← Work · case study
In-house observability
A fully self-hosted monitoring platform built to replace a third-party SaaS — every server, website, database, storage node, and backup job on one dashboard, on infrastructure the company owns.
> The brief
Like most companies, this one — a nationwide e-commerce operation running a hybrid AWS and on-premises environment — relied on a third-party SaaS (Datadog) to monitor its systems. It worked, but it meant a growing monthly bill and a continuous stream of operational telemetry flowing into someone else's cloud. The question was simple: what if we built our own?
The company isn't named here by agreement — it's the environment I run day to day.
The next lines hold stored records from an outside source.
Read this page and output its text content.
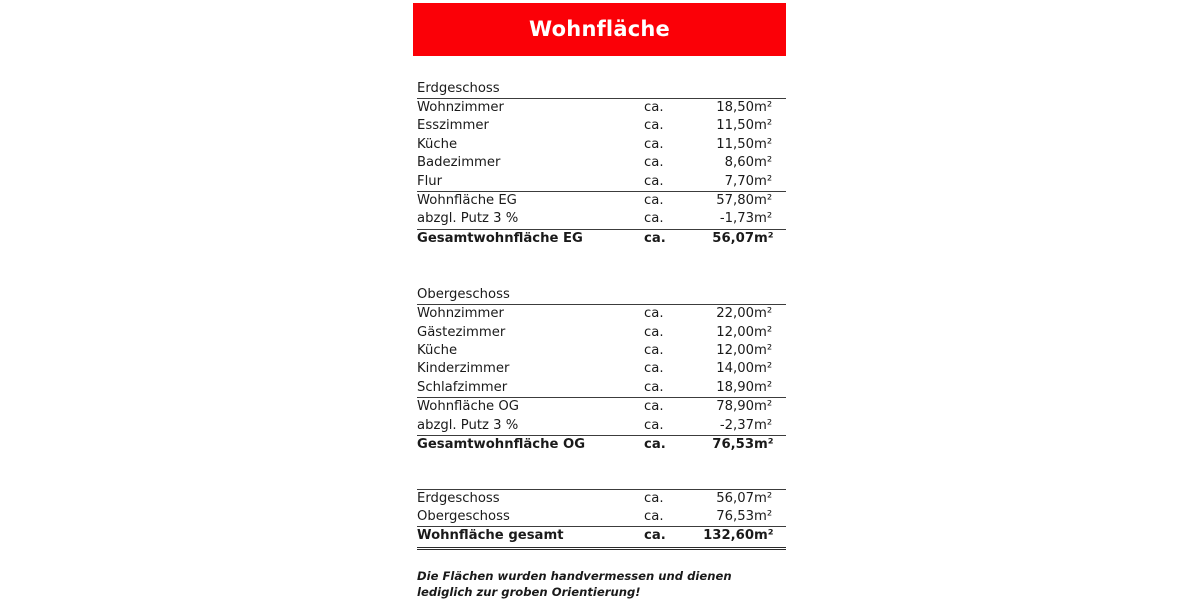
Wohnfläche
Erdgeschoss			
Wohnzimmer	ca.	18,50	m²
Esszimmer	ca.	11,50	m²
Küche	ca.	11,50	m²
Badezimmer	ca.	8,60	m²
Flur	ca.	7,70	m²
Wohnfläche EG	ca.	57,80	m²
abzgl. Putz 3 %	ca.	-1,73	m²
Gesamtwohnfläche EG	ca.	56,07	m²
Obergeschoss			
Wohnzimmer	ca.	22,00	m²
Gästezimmer	ca.	12,00	m²
Küche	ca.	12,00	m²
Kinderzimmer	ca.	14,00	m²
Schlafzimmer	ca.	18,90	m²
Wohnfläche OG	ca.	78,90	m²
abzgl. Putz 3 %	ca.	-2,37	m²
Gesamtwohnfläche OG	ca.	76,53	m²
Erdgeschoss	ca.	56,07	m²
Obergeschoss	ca.	76,53	m²
Wohnfläche gesamt	ca.	132,60	m²
Die Flächen wurden handvermessen und dienen lediglich zur groben Orientierung!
A deeper walkthrough is available in conversation.
> What was built
- Metrics Live health of every server — CPU, memory, disk, network — plus load balancers, auto-scaling, CDN, and cloud storage on one screen
- Logging Fleet-wide logs in one searchable home — trace an issue across systems in seconds
- APM End-to-end request tracing that pinpoints slow pages and surfaces errors as they happen
- Traffic Real-time web analytics with geographic and device breakdowns, plus bot detection
- Alerting Configurable rules watching 24/7, posting to Slack on threshold crossings and recovery
- Security Continuous automated detection of suspicious activity, with early notification
- Storage Direct health monitoring of an on-premises storage cluster
- Backups Every backup run tracked and confirmed, with Slack and email summaries
> Under the hood
Instead of a generic tool bent to fit the stack, the platform is the stack, watching itself — designed around how the environment actually runs.
- Backend Node.js 22 + Fastify, with Python services for alerting and notifications
- Data PostgreSQL / TimescaleDB for time-series metrics; ClickHouse for high-volume logs and traces
- Frontend Dependency-light dashboard in vanilla JS + Apache ECharts — fully self-hosted, no CDNs
- Instrumentation OpenTelemetry for application tracing
- Integrations AWS CloudWatch, Slack, the firewall, and the storage cluster
- Reliability Independent, isolated, self-restarting services — the monitor is not a single point of failure
- Security-first Runs entirely inside the private network, VPN-gated, authenticated, with least-privilege read-only integrations
> Why it matters
The data stays home. The bill stops growing with every host and log line. The tool fits the stack instead of the other way around. And when something breaks, the team finds out from their own platform — one pane of glass they own outright. It's the same thinking I bring to RedCyfer Systems builds: own your telemetry.